AI Use in Healthcare: Ethical Framework for Diagnostic Applications
Supervisor: Dilara Keküllüoğlu
Overview
Deep learning models are increasingly deployed in healthcare diagnostics — examining chest X-rays, MRIs, and CT scans to identify diseases including pneumonia, cancer, and cardiovascular conditions. Systems like CheXNet have demonstrated performance comparable to radiologists on specific tasks.
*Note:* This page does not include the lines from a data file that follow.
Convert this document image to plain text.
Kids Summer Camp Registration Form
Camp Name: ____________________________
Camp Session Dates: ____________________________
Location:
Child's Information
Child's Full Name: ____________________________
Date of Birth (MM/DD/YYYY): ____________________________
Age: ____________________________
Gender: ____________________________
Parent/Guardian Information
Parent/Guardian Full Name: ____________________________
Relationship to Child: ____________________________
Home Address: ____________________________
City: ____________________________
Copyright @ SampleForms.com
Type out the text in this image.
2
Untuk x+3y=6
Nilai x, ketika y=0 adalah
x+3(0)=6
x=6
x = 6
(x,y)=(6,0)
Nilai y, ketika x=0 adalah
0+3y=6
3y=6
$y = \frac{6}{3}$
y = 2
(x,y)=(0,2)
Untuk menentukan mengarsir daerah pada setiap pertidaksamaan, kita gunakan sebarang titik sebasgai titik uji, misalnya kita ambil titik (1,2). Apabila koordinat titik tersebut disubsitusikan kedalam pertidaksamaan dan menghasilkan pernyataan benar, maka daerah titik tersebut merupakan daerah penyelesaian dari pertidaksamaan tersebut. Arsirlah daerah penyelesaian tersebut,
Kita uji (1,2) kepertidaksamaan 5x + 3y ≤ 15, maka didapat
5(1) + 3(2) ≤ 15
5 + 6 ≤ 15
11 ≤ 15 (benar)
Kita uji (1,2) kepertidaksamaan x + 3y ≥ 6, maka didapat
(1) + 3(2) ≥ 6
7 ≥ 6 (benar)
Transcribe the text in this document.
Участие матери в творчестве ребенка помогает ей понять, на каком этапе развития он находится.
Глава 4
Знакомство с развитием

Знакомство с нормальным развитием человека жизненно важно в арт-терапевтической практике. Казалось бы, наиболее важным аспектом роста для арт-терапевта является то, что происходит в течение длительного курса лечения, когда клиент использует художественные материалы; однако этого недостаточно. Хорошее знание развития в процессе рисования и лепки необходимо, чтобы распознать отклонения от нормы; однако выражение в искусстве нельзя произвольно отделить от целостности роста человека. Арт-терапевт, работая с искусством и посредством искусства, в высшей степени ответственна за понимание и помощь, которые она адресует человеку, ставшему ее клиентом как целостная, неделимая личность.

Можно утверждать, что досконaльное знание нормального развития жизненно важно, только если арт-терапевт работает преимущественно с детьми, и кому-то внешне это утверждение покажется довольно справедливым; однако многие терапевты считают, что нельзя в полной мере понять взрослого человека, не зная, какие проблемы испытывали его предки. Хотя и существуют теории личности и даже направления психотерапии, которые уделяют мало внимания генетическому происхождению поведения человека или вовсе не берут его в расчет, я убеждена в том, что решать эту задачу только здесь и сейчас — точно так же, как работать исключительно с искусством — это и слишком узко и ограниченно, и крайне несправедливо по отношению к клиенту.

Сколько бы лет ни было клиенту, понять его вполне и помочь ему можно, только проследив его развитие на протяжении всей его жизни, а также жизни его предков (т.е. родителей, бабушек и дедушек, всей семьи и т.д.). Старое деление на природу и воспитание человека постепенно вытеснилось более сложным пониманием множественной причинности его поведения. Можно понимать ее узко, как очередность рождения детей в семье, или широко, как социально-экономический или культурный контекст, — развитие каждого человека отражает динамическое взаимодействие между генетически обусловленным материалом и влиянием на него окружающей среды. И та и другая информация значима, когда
Yet high technical performance alone is insufficient for responsible clinical deployment: bias, lack of transparency, privacy vulnerabilities, and accountability gaps remain unresolved challenges that can directly harm patients.
This project conducts a systematic review of AI diagnostic systems and develops a comprehensive ethical design framework for their responsible use in clinical settings, with a particular focus on contestability as the mechanism through which human oversight becomes meaningful rather than nominal.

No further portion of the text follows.